Ende April, der Rhododendron blüht in einem intensiven Rot und verleiht dem Balkon eine festliche Atmosphäre. Lade D. auf einen Sonntags-Kaffee ein. Sie erzählt, dass sie jetzt ihre monatliche Gesprächsrunde, die vor Covid-19 mit Publikum im DOX stattfand, jetzt live gestreamt wird. Sie hat das neue Studio aus Beständen des Fundus eingerichtet. Berichtet, wie anders es ist - live mit Mikrofon, Maske, Menschen und jeder Menge Technik zu arbeiten. Der für Ende Mai geplante USA -Besuch - anläßlich ihres 70. Geburtstages - ist abzuhaken. Ich frage sie, ob sie an ihrem 70. Geburtstag nicht zu mir auf den Balkon kommen wolle? Sie sagt zu. Ab 25. Mai haben Restaurants, Museen wieder geöffnet. Der 1. Juni, Pfingstmontag, in Tschechien kein Feiertag ist für D. wieder ein normaler Arbeitstag, wir verabreden uns für 17 Uhr, bei mir auf dem Balkon.
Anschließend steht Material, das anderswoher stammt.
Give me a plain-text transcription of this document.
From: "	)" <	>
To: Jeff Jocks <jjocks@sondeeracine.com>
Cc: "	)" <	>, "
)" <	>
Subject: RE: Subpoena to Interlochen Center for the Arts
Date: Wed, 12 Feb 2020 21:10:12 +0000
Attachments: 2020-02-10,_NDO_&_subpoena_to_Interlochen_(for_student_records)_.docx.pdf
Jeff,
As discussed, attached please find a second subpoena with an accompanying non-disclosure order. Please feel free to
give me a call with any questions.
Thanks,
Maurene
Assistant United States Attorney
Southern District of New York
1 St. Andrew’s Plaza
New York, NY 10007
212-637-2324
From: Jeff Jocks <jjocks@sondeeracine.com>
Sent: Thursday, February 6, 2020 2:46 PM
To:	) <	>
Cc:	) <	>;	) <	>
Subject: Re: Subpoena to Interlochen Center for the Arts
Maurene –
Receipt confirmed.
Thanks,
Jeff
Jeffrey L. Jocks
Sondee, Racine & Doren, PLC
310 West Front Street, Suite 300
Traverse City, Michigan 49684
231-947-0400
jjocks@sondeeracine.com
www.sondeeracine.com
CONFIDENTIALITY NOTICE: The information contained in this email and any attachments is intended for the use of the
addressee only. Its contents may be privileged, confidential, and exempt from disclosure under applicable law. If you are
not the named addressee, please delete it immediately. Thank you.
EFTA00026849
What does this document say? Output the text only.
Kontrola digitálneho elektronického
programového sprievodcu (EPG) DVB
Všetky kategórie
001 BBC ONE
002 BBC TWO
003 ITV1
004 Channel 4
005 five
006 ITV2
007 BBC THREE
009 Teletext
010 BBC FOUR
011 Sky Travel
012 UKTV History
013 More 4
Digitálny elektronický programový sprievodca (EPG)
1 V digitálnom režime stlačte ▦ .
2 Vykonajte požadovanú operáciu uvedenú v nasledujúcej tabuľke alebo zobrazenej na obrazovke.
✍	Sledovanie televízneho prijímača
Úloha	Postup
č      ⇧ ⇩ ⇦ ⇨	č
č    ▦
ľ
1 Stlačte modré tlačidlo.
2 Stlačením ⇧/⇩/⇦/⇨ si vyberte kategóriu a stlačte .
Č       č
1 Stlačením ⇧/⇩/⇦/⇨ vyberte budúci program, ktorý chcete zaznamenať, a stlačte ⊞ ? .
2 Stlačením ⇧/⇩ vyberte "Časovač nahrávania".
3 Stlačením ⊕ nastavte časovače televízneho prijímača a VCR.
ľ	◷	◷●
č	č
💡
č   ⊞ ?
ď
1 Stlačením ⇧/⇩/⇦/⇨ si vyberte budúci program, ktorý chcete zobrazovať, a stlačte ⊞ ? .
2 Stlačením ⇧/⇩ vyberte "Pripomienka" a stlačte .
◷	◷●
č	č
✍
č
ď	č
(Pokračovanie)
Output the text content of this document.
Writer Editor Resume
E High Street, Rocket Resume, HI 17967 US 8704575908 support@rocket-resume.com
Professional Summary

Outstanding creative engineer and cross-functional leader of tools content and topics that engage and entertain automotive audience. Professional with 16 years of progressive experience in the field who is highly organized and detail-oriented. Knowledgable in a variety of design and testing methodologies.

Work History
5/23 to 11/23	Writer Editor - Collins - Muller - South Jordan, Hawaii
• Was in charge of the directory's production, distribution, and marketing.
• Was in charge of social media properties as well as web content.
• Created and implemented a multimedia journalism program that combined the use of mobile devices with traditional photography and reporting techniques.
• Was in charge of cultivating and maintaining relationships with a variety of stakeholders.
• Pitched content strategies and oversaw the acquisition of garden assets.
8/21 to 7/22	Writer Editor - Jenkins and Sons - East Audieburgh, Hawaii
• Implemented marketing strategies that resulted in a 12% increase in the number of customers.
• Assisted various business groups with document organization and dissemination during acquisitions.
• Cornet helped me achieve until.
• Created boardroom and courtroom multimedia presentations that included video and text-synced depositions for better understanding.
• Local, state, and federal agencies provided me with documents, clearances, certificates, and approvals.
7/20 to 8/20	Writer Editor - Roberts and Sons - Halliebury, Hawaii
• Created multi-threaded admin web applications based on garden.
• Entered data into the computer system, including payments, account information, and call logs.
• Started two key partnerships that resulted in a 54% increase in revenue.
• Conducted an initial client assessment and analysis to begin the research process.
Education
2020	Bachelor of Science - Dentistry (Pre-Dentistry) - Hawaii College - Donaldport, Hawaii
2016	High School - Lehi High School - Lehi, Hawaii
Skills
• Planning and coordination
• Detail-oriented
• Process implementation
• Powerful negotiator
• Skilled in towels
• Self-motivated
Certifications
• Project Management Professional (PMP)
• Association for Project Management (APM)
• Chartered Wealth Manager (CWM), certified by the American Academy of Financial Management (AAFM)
Ich gehe in mich. Ich kenne D. seit rund fünf Jahren. Ich will ihr, deren Leben so fordernd wie kurzweilig ist, im April hatten sie einen nahen Menschen zu betrauern, einen schönen Abend, Freude, bereiten. Ich weiß in etwa, was sie mag. Käferbohnen werden eingeweicht, gekocht, daraus wird ein Salat mit steirischem Kernöl. Gutes Brot, Humus, Käse, Avocado, Tsatsiki und frische Erdbeeren. Sekt brut aus Mähren, erstanden auf dem Bauernmarkt. Wasser mit Minze. Die Sonne spielt mit, wir können den Abend draußen am Balkon verbringen. Ein Blumenstrauß aus dem Garten. Edelbitterschokolade, die ich entdeckt habe und die D. beim letzten Besuch als köstlich beschrieben hat, eingepackt in ein Lein-Baumwolltuch. Vor Einbruch der Dunkelheit, dem Gesang der Vögel lauschend, in Decken eingehüllt, sagt D. "ich hätte mir nie gedacht, dass es so erfrischend sein könnte, 70 Jahre alt zu werden." Sie strahlt von innen und das hat mit mir gut getan. Der Moment Freude in schwierigen Zeiten, darin geborgen die Zuversicht.
Prag, 1. Juni 2020, Augnerin
PS: Mit D. unterhalte ich mich auf Englisch. Das ist eine der Merkwürdigkeiten, das Verbleiben in jener Sprache, in der das erste Zusammentreffen erfolgte.